The Maze Runner
- Davina Bruno Adcock
- Jan 8
- 1 min read
Updated: Jan 26
The clock is going,
and I'm struggling to breathe
in the space between each tick.
There's a prize at the end.
I don't know what it is,
But I was told I'm supposed to want it more than anything.
It's supposed to fulfill me in ways untold.
But for now, I have to get through this maze.
The hedges are thick braids of thorns, feet deep.
The ground doesn't echo,
like a void I can't make sense of.
It's pitch black.
And the rain has begun to fall.
I have less time with each deafening tick of the clock.
But how much time do I actually have left?
I don't know. I just know I'm figuring out the turns and loops the hard way.
Within minutes, my own blood is splattered across my clothes.
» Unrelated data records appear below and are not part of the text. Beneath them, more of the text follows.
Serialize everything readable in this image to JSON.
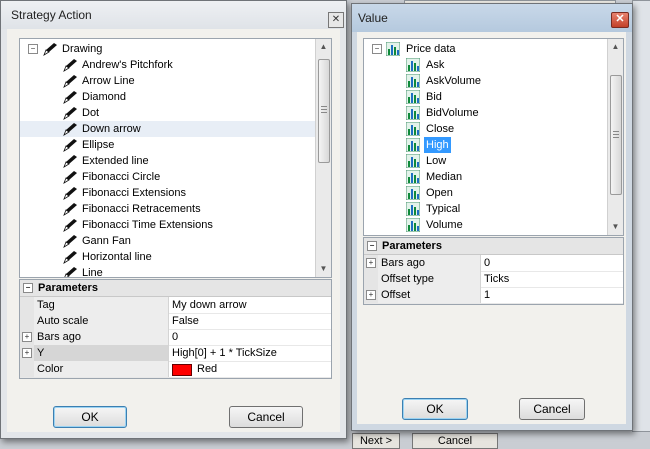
{
  "strategy_dialog": {
    "title": "Strategy Action",
    "tree": {
      "root": "Drawing",
      "items": [
        "Andrew's Pitchfork",
        "Arrow Line",
        "Diamond",
        "Dot",
        "Down arrow",
        "Ellipse",
        "Extended line",
        "Fibonacci Circle",
        "Fibonacci Extensions",
        "Fibonacci Retracements",
        "Fibonacci Time Extensions",
        "Gann Fan",
        "Horizontal line",
        "Line"
      ],
      "hovered_item": "Down arrow"
    },
    "params": {
      "header": "Parameters",
      "rows": [
        {
          "name": "Tag",
          "value": "My down arrow",
          "expandable": false
        },
        {
          "name": "Auto scale",
          "value": "False",
          "expandable": false
        },
        {
          "name": "Bars ago",
          "value": "0",
          "expandable": true
        },
        {
          "name": "Y",
          "value": "High[0] + 1 * TickSize",
          "expandable": true
        },
        {
          "name": "Color",
          "value": "Red",
          "expandable": false,
          "swatch": "#ff0000"
        }
      ]
    },
    "buttons": {
      "ok": "OK",
      "cancel": "Cancel"
    }
  },
  "value_dialog": {
    "title": "Value",
    "tree": {
      "root": "Price data",
      "items": [
        "Ask",
        "AskVolume",
        "Bid",
        "BidVolume",
        "Close",
        "High",
        "Low",
        "Median",
        "Open",
        "Typical",
        "Volume"
      ],
      "selected_item": "High"
    },
    "params": {
      "header": "Parameters",
      "rows": [
        {
          "name": "Bars ago",
          "value": "0",
          "expandable": true
        },
        {
          "name": "Offset type",
          "value": "Ticks",
          "expandable": false
        },
        {
          "name": "Offset",
          "value": "1",
          "expandable": true
        }
      ]
    },
    "buttons": {
      "ok": "OK",
      "cancel": "Cancel"
    }
  },
  "background": {
    "next_button": "Next >",
    "cancel_button": "Cancel"
  },
  "colors": {
    "selection": "#3399ff",
    "color_swatch": "#ff0000"
  }
}
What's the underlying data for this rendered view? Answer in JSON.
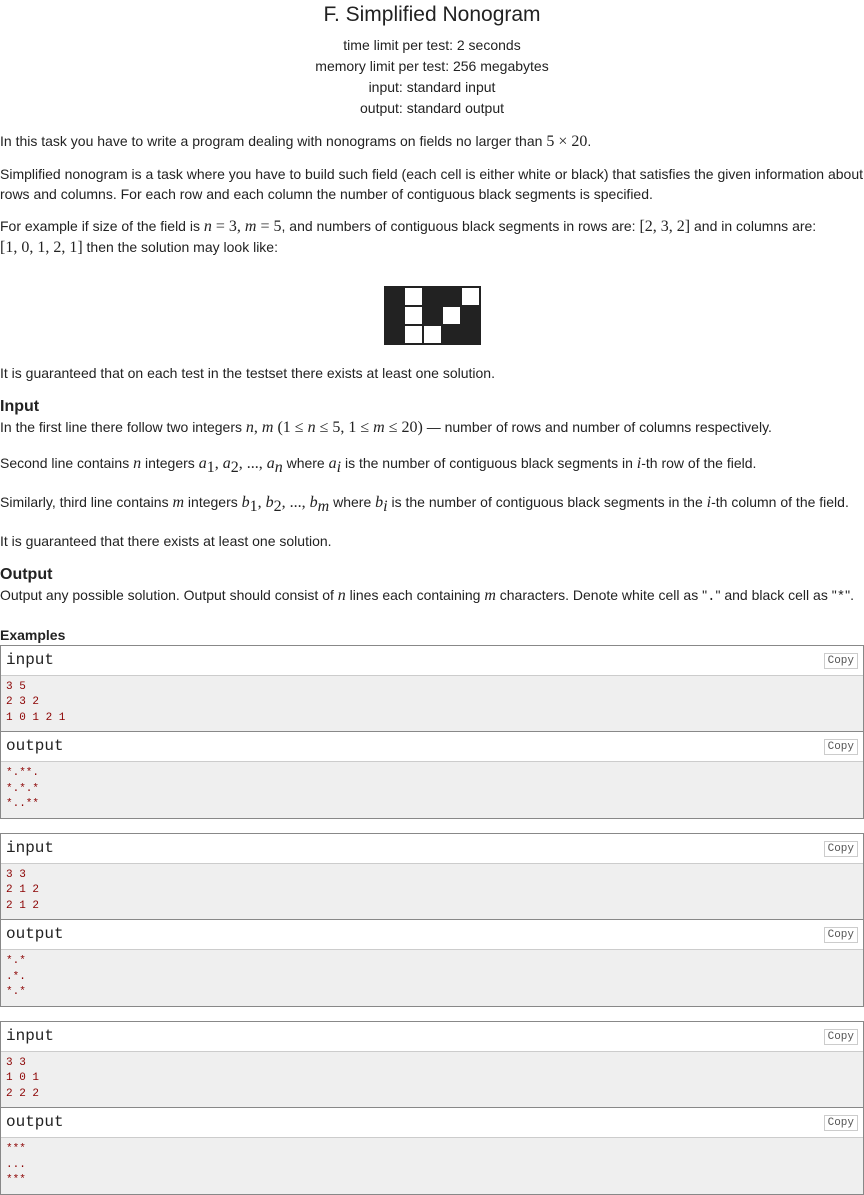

My face is beaded with sweat.
And all I know so far is that every time I speak up for myself,
I hit a wall, hard.
Every time I advocate for a better process,
I trip.
Every time I'm confident, thoughtful, or kind,
it doesn't open up a path.
But I'm blocked by thicker and thicker walls of thorns.
I'm soaked, with the weight of confusion pressing me in worse than the maze.
I thought when I followed the rules,
the lights would snap on,
And that my goodwill would dry up the rain.
But I'm now trapped in a maze,
Filled with unspeakable folly and unseen terrors.